The THAAD — Terminal High Altitude Area Defence missile system — had been modified several times since it’s origin as a missile intended to engage incoming targets on a terminal boost. The growing need for a working ASAT capability, in response to Chinese and Russian developments of comparable systems — and the Chinese had never accepted the right of other countries to fly spy satellites over their borders — had pushed the designers into adding an ASAT capability, with the net result that the THAAD could engage targets in low Earth orbit, even if they weren’t entering the atmosphere. It was that capability that was going to be put to the test.
“Targets locked,” the operator shouted back. “Launcher one targeted on UFO #1, launcher two…”
Colonel Young listened as the operator finished outlining the targeting patterns. The small amount of tactical data they’d pulled off the network suggested that the aliens used lasers themselves, which suggested that the THAAD missiles would be engaged as they raced towards space, but there would be enough missiles to make engaging them difficult. Political considerations had prevented the use of nuclear warheads — and practical considerations, such as the possibility of fratricide, had limited the Missile Defence Agencies attempts to have that ban overturned — but the THAAD missiles carried a powerful warhead. A single hit would be enough to devastate an alien spacecraft, unless they had some armour or force shields out of science-fiction.
“Engage,” he ordered, and blew a whistle. “Move!”

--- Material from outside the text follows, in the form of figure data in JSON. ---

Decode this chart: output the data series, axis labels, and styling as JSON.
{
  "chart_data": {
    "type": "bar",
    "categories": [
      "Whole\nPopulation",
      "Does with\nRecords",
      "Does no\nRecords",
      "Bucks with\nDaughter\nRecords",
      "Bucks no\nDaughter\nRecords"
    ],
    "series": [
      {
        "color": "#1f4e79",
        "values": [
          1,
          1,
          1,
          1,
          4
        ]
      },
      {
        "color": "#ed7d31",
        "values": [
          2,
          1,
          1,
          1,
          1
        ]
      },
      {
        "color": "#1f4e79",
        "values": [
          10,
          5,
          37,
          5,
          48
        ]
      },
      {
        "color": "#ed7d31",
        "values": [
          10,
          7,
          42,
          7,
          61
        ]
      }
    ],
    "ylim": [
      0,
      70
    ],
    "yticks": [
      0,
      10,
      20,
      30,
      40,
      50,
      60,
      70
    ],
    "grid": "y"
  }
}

A thunderous roar split the air as the first missile launched from its launcher and grabbed for height. A second followed, and then a third, while the crews abandoned their vehicles and ran for the shelters. The THAAD missiles were almost undetectable until they opened fire — they’d been well camouflaged and observed perfect emission security — but now the enemy ships would be reacting to their presence. Colonel Young had seen simulations that suggested that they would be engaged almost at once by the aliens, and others that suggested that they would be left alone… but he’d placed his money on the former. The THAAD launch site was about to become very unhealthy for human life.